Bentuk regenerasi juga dapat diwujudkan dalam penggunaan batik sebagai busana sehari-hari. Penyesuaian fashion modern dengan kain batik juga merupakan bentuk regenerasi batik di era modern ini. Target market yang sudah berubah dari masa ke masa juga sebaiknya dapat diikuti oleh para pecinta batik dengan melakukan berbagai inovasi. Beberapa contoh inovasi fashion dengan batik antara lain, cardigan batik t-shirt batik.

Giat regenerasi batik juga dapat dilakukan sejak dini dengan mengenalkan kepada anak-anak lewat kurikulum sekolah. Praktik memasukkan batik ke dalam kurikulum sekolah sendiri sudah dilakukan di sekolah-sekolah di Pulau Jawa. Praktik seperti ini sekiranya dapat terus dilaksanakan agar pemahaman tentang batik bisa terus lestari.
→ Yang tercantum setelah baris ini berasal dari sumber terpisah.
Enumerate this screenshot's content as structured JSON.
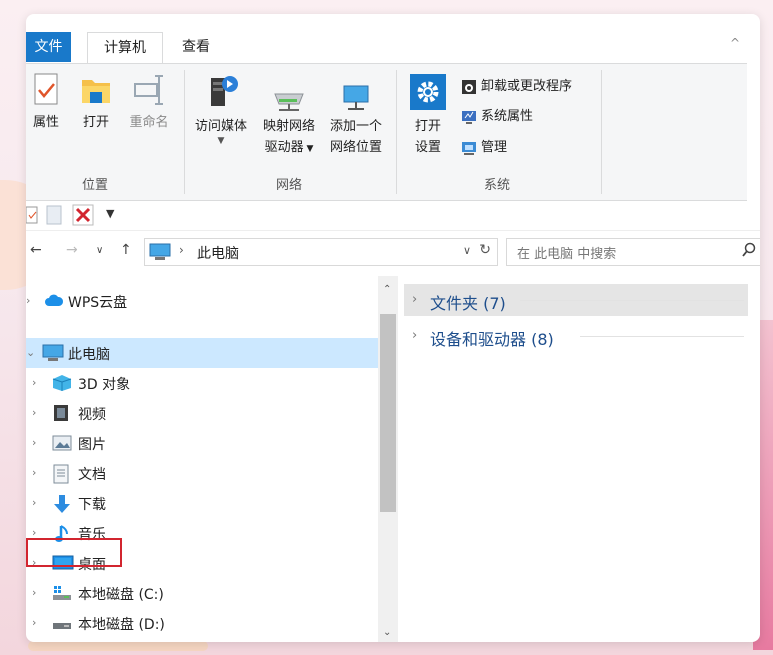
{
  "tabs": {
    "file": "文件",
    "computer": "计算机",
    "view": "查看"
  },
  "ribbon": {
    "location": {
      "group_label": "位置",
      "properties": "属性",
      "open": "打开",
      "rename": "重命名"
    },
    "network": {
      "group_label": "网络",
      "access_media": "访问媒体",
      "map_drive_line1": "映射网络",
      "map_drive_line2": "驱动器",
      "add_location_line1": "添加一个",
      "add_location_line2": "网络位置"
    },
    "system": {
      "group_label": "系统",
      "open_settings_line1": "打开",
      "open_settings_line2": "设置",
      "uninstall": "卸载或更改程序",
      "system_properties": "系统属性",
      "manage": "管理"
    }
  },
  "address": {
    "path": "此电脑",
    "search_placeholder": "在 此电脑 中搜索"
  },
  "tree": [
    {
      "label": "WPS云盘",
      "icon": "cloud-icon"
    },
    {
      "label": "此电脑",
      "icon": "computer-icon",
      "selected": true
    },
    {
      "label": "3D 对象",
      "icon": "cube-3d-icon"
    },
    {
      "label": "视频",
      "icon": "video-icon"
    },
    {
      "label": "图片",
      "icon": "picture-icon"
    },
    {
      "label": "文档",
      "icon": "document-icon"
    },
    {
      "label": "下载",
      "icon": "download-arrow-icon"
    },
    {
      "label": "音乐",
      "icon": "music-note-icon"
    },
    {
      "label": "桌面",
      "icon": "desktop-icon",
      "highlighted": true
    },
    {
      "label": "本地磁盘 (C:)",
      "icon": "system-drive-icon"
    },
    {
      "label": "本地磁盘 (D:)",
      "icon": "drive-icon"
    }
  ],
  "content": {
    "folders_header": "文件夹 (7)",
    "devices_header": "设备和驱动器 (8)"
  },
  "colors": {
    "accent": "#1979ca",
    "selection": "#cce8ff",
    "highlight_box": "#d2252f",
    "header_text": "#1e4e8c"
  }
}
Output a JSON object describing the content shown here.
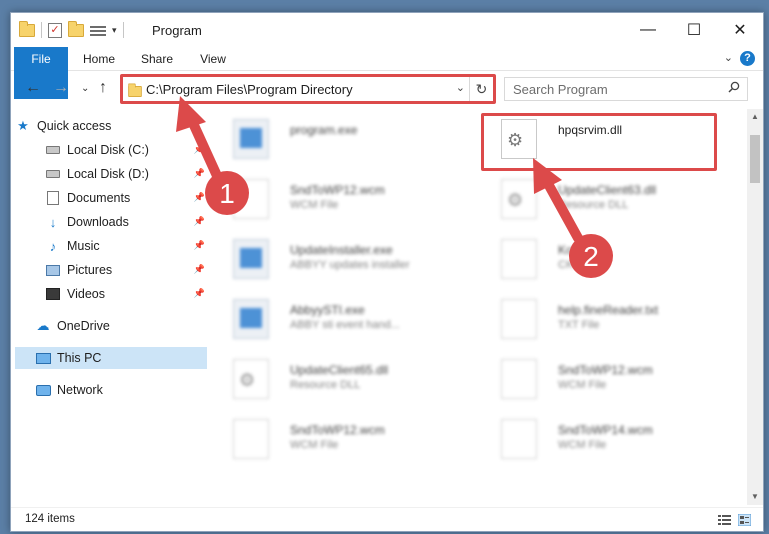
{
  "window": {
    "title": "Program",
    "controls": {
      "minimize": "—",
      "maximize": "☐",
      "close": "✕"
    }
  },
  "ribbon": {
    "tabs": [
      "File",
      "Home",
      "Share",
      "View"
    ]
  },
  "address_bar": {
    "path": "C:\\Program Files\\Program Directory",
    "search_placeholder": "Search Program"
  },
  "sidebar": {
    "items": [
      {
        "label": "Quick access",
        "icon": "star-icon",
        "pinned": false
      },
      {
        "label": "Local Disk (C:)",
        "icon": "drive-icon",
        "pinned": true
      },
      {
        "label": "Local Disk (D:)",
        "icon": "drive-icon",
        "pinned": true
      },
      {
        "label": "Documents",
        "icon": "documents-icon",
        "pinned": true
      },
      {
        "label": "Downloads",
        "icon": "downloads-icon",
        "pinned": true
      },
      {
        "label": "Music",
        "icon": "music-icon",
        "pinned": true
      },
      {
        "label": "Pictures",
        "icon": "pictures-icon",
        "pinned": true
      },
      {
        "label": "Videos",
        "icon": "videos-icon",
        "pinned": true
      },
      {
        "label": "OneDrive",
        "icon": "onedrive-icon",
        "pinned": false
      },
      {
        "label": "This PC",
        "icon": "pc-icon",
        "pinned": false,
        "selected": true
      },
      {
        "label": "Network",
        "icon": "network-icon",
        "pinned": false
      }
    ]
  },
  "files": [
    {
      "name": "program.exe",
      "type": "",
      "icon": "exe-icon"
    },
    {
      "name": "hpqsrvim.dll",
      "type": "",
      "icon": "dll-icon",
      "highlighted": true
    },
    {
      "name": "SndToWP12.wcm",
      "type": "WCM File",
      "icon": "file-icon"
    },
    {
      "name": "UpdateClient63.dll",
      "type": "Resource DLL",
      "icon": "dll-icon"
    },
    {
      "name": "UpdateInstaller.exe",
      "type": "ABBYY updates installer",
      "icon": "exe-icon"
    },
    {
      "name": "Korean",
      "type": "CK File",
      "icon": "file-icon"
    },
    {
      "name": "AbbyySTI.exe",
      "type": "ABBY sti event hand...",
      "icon": "exe-icon"
    },
    {
      "name": "help.fineReader.txt",
      "type": "TXT File",
      "icon": "file-icon"
    },
    {
      "name": "UpdateClient65.dll",
      "type": "Resource DLL",
      "icon": "dll-icon"
    },
    {
      "name": "SndToWP12.wcm",
      "type": "WCM File",
      "icon": "file-icon"
    },
    {
      "name": "SndToWP12.wcm",
      "type": "WCM File",
      "icon": "file-icon"
    },
    {
      "name": "SndToWP14.wcm",
      "type": "WCM File",
      "icon": "file-icon"
    }
  ],
  "status": {
    "item_count": "124 items"
  },
  "annotations": {
    "step1": "1",
    "step2": "2",
    "color": "#dc4a4a"
  }
}
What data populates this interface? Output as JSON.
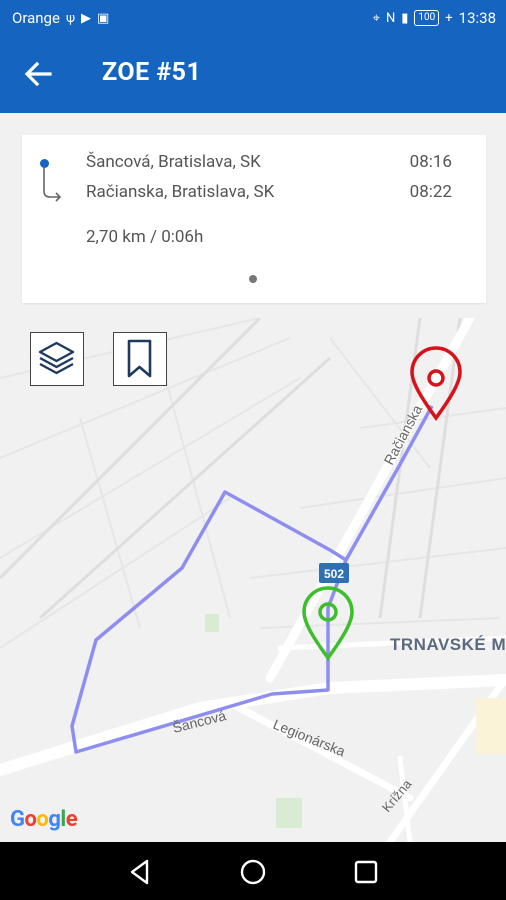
{
  "status_bar": {
    "carrier": "Orange",
    "battery": "100",
    "time": "13:38"
  },
  "app_bar": {
    "title": "ZOE #51",
    "back_icon": "arrow-back-icon"
  },
  "trip": {
    "from": "Šancová, Bratislava, SK",
    "from_time": "08:16",
    "to": "Račianska, Bratislava, SK",
    "to_time": "08:22",
    "summary": "2,70 km /  0:06h"
  },
  "map": {
    "labels": {
      "racianska": "Račianska",
      "sancova": "Šancová",
      "legionarska": "Legionárska",
      "krizna": "Krížna",
      "trnavske": "TRNAVSKÉ M",
      "road_badge": "502"
    },
    "buttons": {
      "layers": "layers-icon",
      "bookmark": "bookmark-icon"
    },
    "colors": {
      "route": "#8e8ef0",
      "start_marker": "#3cbf2b",
      "end_marker": "#d6121b"
    },
    "attribution": [
      "G",
      "o",
      "o",
      "g",
      "l",
      "e"
    ]
  },
  "nav_bar": {
    "back": "triangle-back-icon",
    "home": "circle-home-icon",
    "recents": "square-recents-icon"
  }
}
Pendidikan mengenai batik juga dapat digelorakan kembali, terlebih setelah hadirnya Museum Batik Indonesia. Museum dapat menjadi sumber informasi kepada anak muda dan anak-anak lainnya agar informasi tentang batik tidak hanya didapat lewat internet, seperti film atau Youtube, melainkan mereka juga mengerti mengenai sejarah dan ekosistem batik secara menyeluruh.